Nevertheless, with HICP inflation still running well below the central bank’s target of close to but below 2%, we expect the ECB to retain an easing bias. We believe that any future loosening is likely to be via other tools, such as asset purchases, rather than significant changes to key policy rates and had been looking for any hint during the press conference from President Draghi of an extension to the asset purchase programme, which is due to end in March 2017. Instead, he re-emphasised the need for fiscal policy measures and the implementation of structural reforms.
The Bank of Japan (BoJ) announced changes to its monetary policy framework on 21st September that we had not expected, the most important being the introduction of “QQE with yield curve control”. The 10-year JGB yield level will now be targeted to remain around 0% and guidelines for the average remaining maturity of JGB purchases have been removed, while the negative -0.1% Policy Balance Rate was retained.
In addition, among several other changes, the BoJ communicated an intention to overshoot its 2% inflation target and removed the target date for achieving this. Overall, in our view this marks a shift away from an emphasis on negative rates towards anchoring the yield curve. Our positioning in JGBs is currently neutral.

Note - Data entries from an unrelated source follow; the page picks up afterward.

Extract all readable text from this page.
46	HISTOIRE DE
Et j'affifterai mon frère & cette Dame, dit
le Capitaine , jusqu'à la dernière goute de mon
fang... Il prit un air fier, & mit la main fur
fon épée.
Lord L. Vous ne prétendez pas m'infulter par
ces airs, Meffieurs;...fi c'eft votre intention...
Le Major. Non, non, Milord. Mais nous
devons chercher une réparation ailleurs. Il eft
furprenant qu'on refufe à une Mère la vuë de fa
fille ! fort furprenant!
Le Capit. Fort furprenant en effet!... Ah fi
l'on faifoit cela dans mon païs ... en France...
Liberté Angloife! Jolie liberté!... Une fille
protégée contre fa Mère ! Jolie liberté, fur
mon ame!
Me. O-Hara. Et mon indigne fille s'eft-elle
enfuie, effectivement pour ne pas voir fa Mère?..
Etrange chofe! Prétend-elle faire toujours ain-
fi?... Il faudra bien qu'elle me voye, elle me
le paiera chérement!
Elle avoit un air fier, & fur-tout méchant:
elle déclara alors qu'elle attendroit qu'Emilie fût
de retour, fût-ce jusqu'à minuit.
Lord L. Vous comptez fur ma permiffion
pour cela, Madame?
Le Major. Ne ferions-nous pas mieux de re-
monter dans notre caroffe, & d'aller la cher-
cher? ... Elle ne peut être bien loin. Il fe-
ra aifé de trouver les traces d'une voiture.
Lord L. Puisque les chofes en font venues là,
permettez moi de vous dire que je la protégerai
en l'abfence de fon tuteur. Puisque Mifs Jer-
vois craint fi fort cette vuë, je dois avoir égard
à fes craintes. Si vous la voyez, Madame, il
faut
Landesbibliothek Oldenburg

This month both the Reserve Bank of Australia and the Bank of Canada left key policy interest rates unchanged at 1.5% and 0.5% respectively. We are currently positioned with a long-end Australian government bond curve flattener and are short the Canadian dollar versus the US dollar. We view any further cuts from either central bank as being data dependent, however, believe there is a possibility that both could reduce rates in 2017.
One of our highest conviction emerging market views, that we have retained for quite some time, is a positive view on India where we are long local currency bonds and have an active long position in the rupee. The Reserve Bank of India reduced the official repo rate by 0.25% at the start of October to 6.25%.
Finally, we are long Brazilian duration in the front-end part of the curve. The central bank cut the key overnight interest rate this week (19th October) by 0.25% down to 14%. With inflation easing, we believe this is the start of a new monetary policy easing cycle.